In the fall of 2022 the social-media giant, which owns Facebook, Instagram and WhatsApp, laid off 11,000 people, including 871 at its Manhattan offices. On March 14 CEO Mark Zuckerberg said the firm would downsize by an additional 10,000 employees and remove 5,000 open job listings in the coming months, beginning with recruiters in March. A city notice was not filed at that time.
In Zuckerberg’s announcement, he noted that tech groups would find out details about the layoffs in late April. On Wednesday the company said that an additional 4,000 workers would lose their jobs. The city filing shows the sites losing workers are 72 9th Ave. and 30 Hudson Yards.

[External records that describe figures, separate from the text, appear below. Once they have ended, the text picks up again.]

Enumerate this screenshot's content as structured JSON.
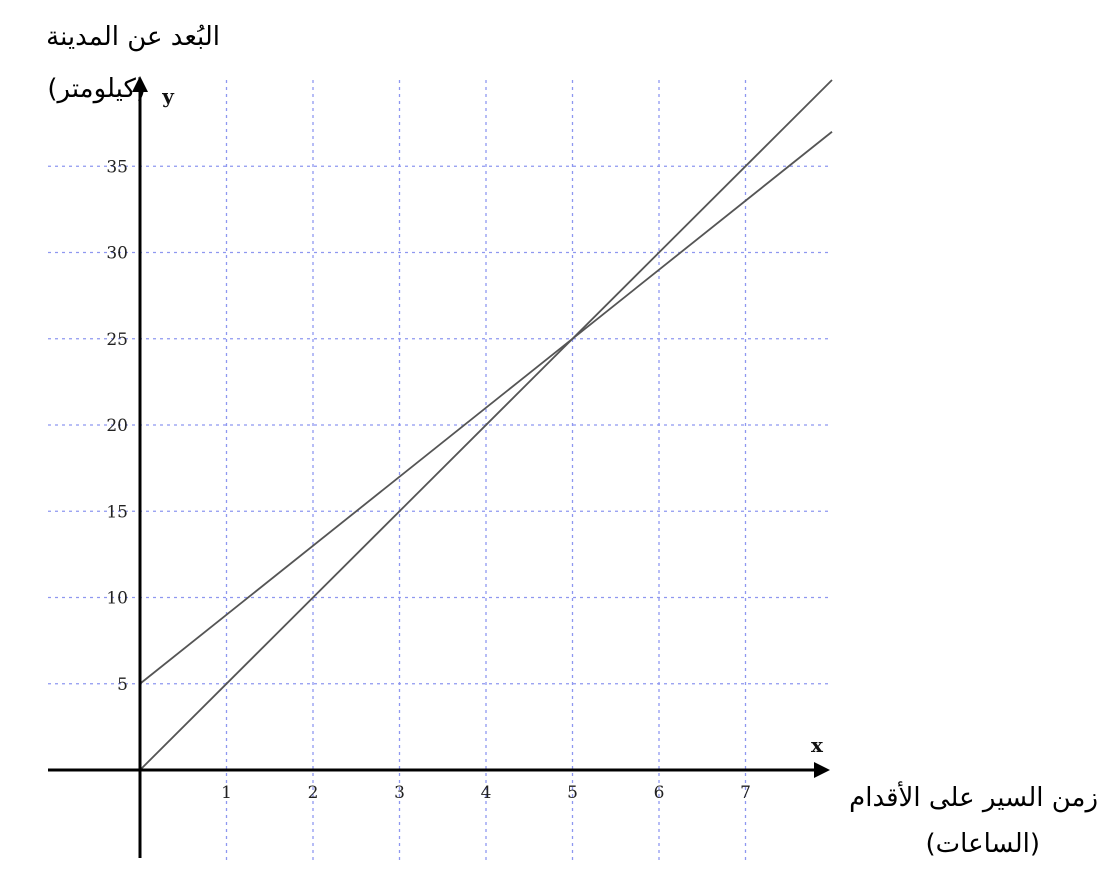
{
  "chart_data": {
    "type": "line",
    "ylabel_line1": "البُعد عن المدينة",
    "ylabel_line2": "(كيلومتر)",
    "xlabel_line1": "زمن السير على الأقدام",
    "xlabel_line2": "(الساعات)",
    "x_axis_letter": "x",
    "y_axis_letter": "y",
    "xlim": [
      -1,
      8
    ],
    "ylim": [
      -5,
      40
    ],
    "x_ticks": [
      1,
      2,
      3,
      4,
      5,
      6,
      7
    ],
    "y_ticks": [
      5,
      10,
      15,
      20,
      25,
      30,
      35
    ],
    "grid": true,
    "series": [
      {
        "x": [
          0,
          8
        ],
        "y": [
          0,
          40
        ],
        "color": "#555555"
      },
      {
        "x": [
          0,
          8
        ],
        "y": [
          5,
          37
        ],
        "color": "#555555"
      }
    ]
  }
}
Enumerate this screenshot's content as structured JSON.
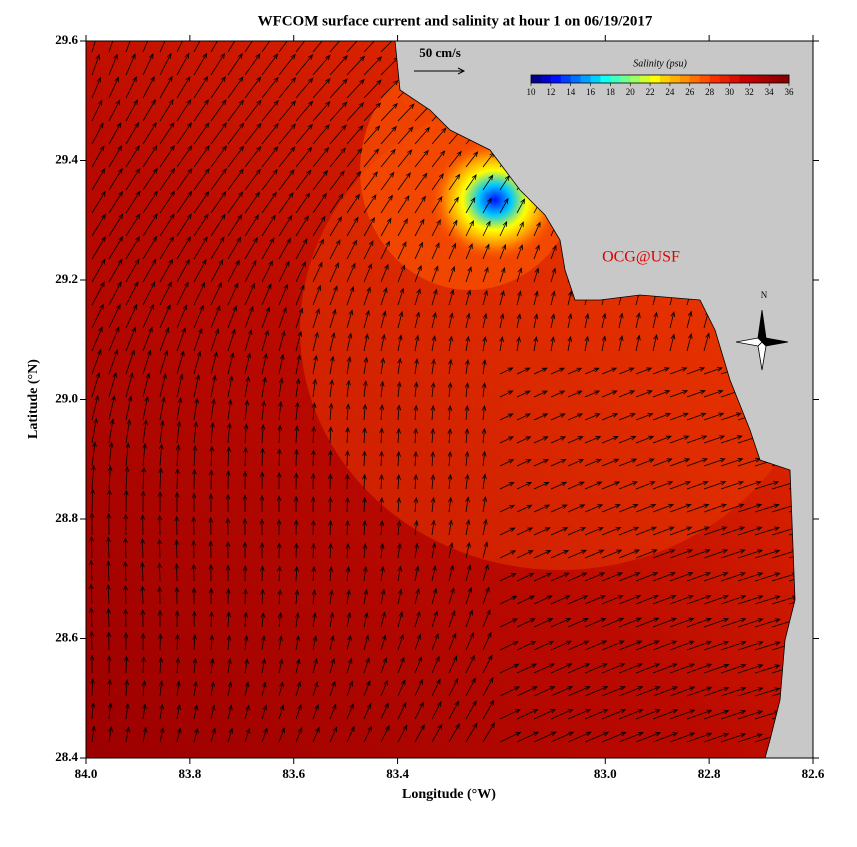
{
  "chart_data": {
    "type": "map",
    "title": "WFCOM surface current and salinity at hour 1 on 06/19/2017",
    "xlabel": "Longitude (°W)",
    "ylabel": "Latitude (°N)",
    "xlim": [
      84,
      82.6
    ],
    "ylim": [
      28.4,
      29.6
    ],
    "xticks": [
      {
        "value": 84,
        "label": "84.0"
      },
      83.8,
      83.6,
      83.4,
      {
        "value": 83,
        "label": "83.0"
      },
      82.8,
      82.6
    ],
    "yticks": [
      28.4,
      28.6,
      28.8,
      {
        "value": 29,
        "label": "29.0"
      },
      29.2,
      29.4,
      29.6
    ],
    "colorbar": {
      "title": "Salinity (psu)",
      "lim": [
        10,
        36
      ],
      "ticks": [
        10,
        12,
        14,
        16,
        18,
        20,
        22,
        24,
        26,
        28,
        30,
        32,
        34,
        36
      ],
      "colors": [
        "#00008f",
        "#0000c8",
        "#0010ff",
        "#0040ff",
        "#0070ff",
        "#00a0ff",
        "#00d0ff",
        "#10ffef",
        "#40ffbf",
        "#70ff8f",
        "#a0ff60",
        "#d0ff30",
        "#ffff00",
        "#ffd000",
        "#ffb000",
        "#ff9000",
        "#ff7000",
        "#ff5000",
        "#f83000",
        "#e82000",
        "#d81000",
        "#c80000",
        "#b80000",
        "#a80000",
        "#980000",
        "#880000"
      ]
    },
    "scale_label": "50 cm/s",
    "annotation": "OCG@USF",
    "compass_label": "N"
  }
}
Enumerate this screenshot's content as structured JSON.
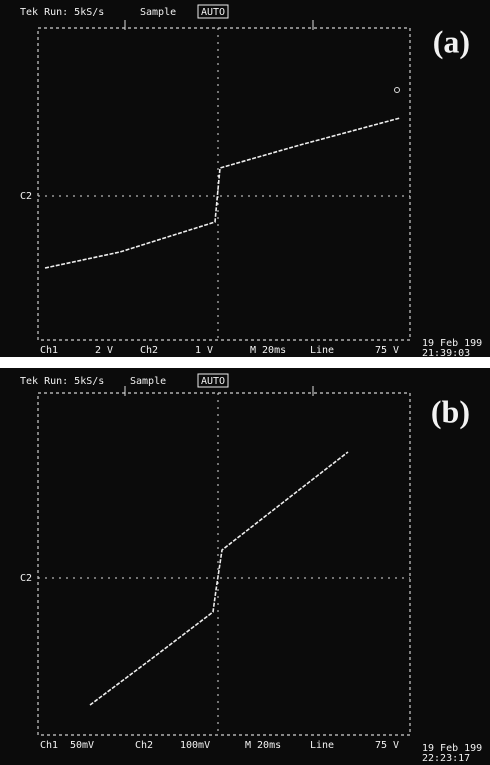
{
  "panels": [
    {
      "status": "Tek Run: 5kS/s",
      "mode": "Sample",
      "trigger": "AUTO",
      "label": "(a)",
      "marker": "C2",
      "ch1": "Ch1",
      "ch1_scale": "2 V",
      "ch2": "Ch2",
      "ch2_scale": "1 V",
      "timebase": "M 20ms",
      "source": "Line",
      "level": "75 V",
      "date": "19 Feb 199",
      "time": "21:39:03"
    },
    {
      "status": "Tek Run: 5kS/s",
      "mode": "Sample",
      "trigger": "AUTO",
      "label": "(b)",
      "marker": "C2",
      "ch1": "Ch1",
      "ch1_scale": "50mV",
      "ch2": "Ch2",
      "ch2_scale": "100mV",
      "timebase": "M 20ms",
      "source": "Line",
      "level": "75 V",
      "date": "19 Feb 199",
      "time": "22:23:17"
    }
  ]
}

The downsizing is part of what Zuckerberg has titled Meta’s “year of efficiency.”
“The goals of this work are: (1) to make us a better technology company and (2) to improve our financial performance in a difficult environment so we can execute our long-term vision,” Zuckerberg wrote in a March letter.
Leaders at Meta are tasked with flattening the organization, canceling lower-priority projects and reducing hiring rates, Zuckerberg said.
City employers in the information industry, which includes several tech sectors, added 1,900 jobs in March. That contradicts the steady news of layoffs, according to figures released last week from the New York Department of Labor. Sector employers have 5,400 fewer positions than they did in December 2022, however, a hint of the end of the yearslong hiring war at top tech employers.
After two years of fast job growth, Meta’s employee count reached 87,000 last year, just before the layoffs. The company will announce its first quarter results on Wednesday after market close.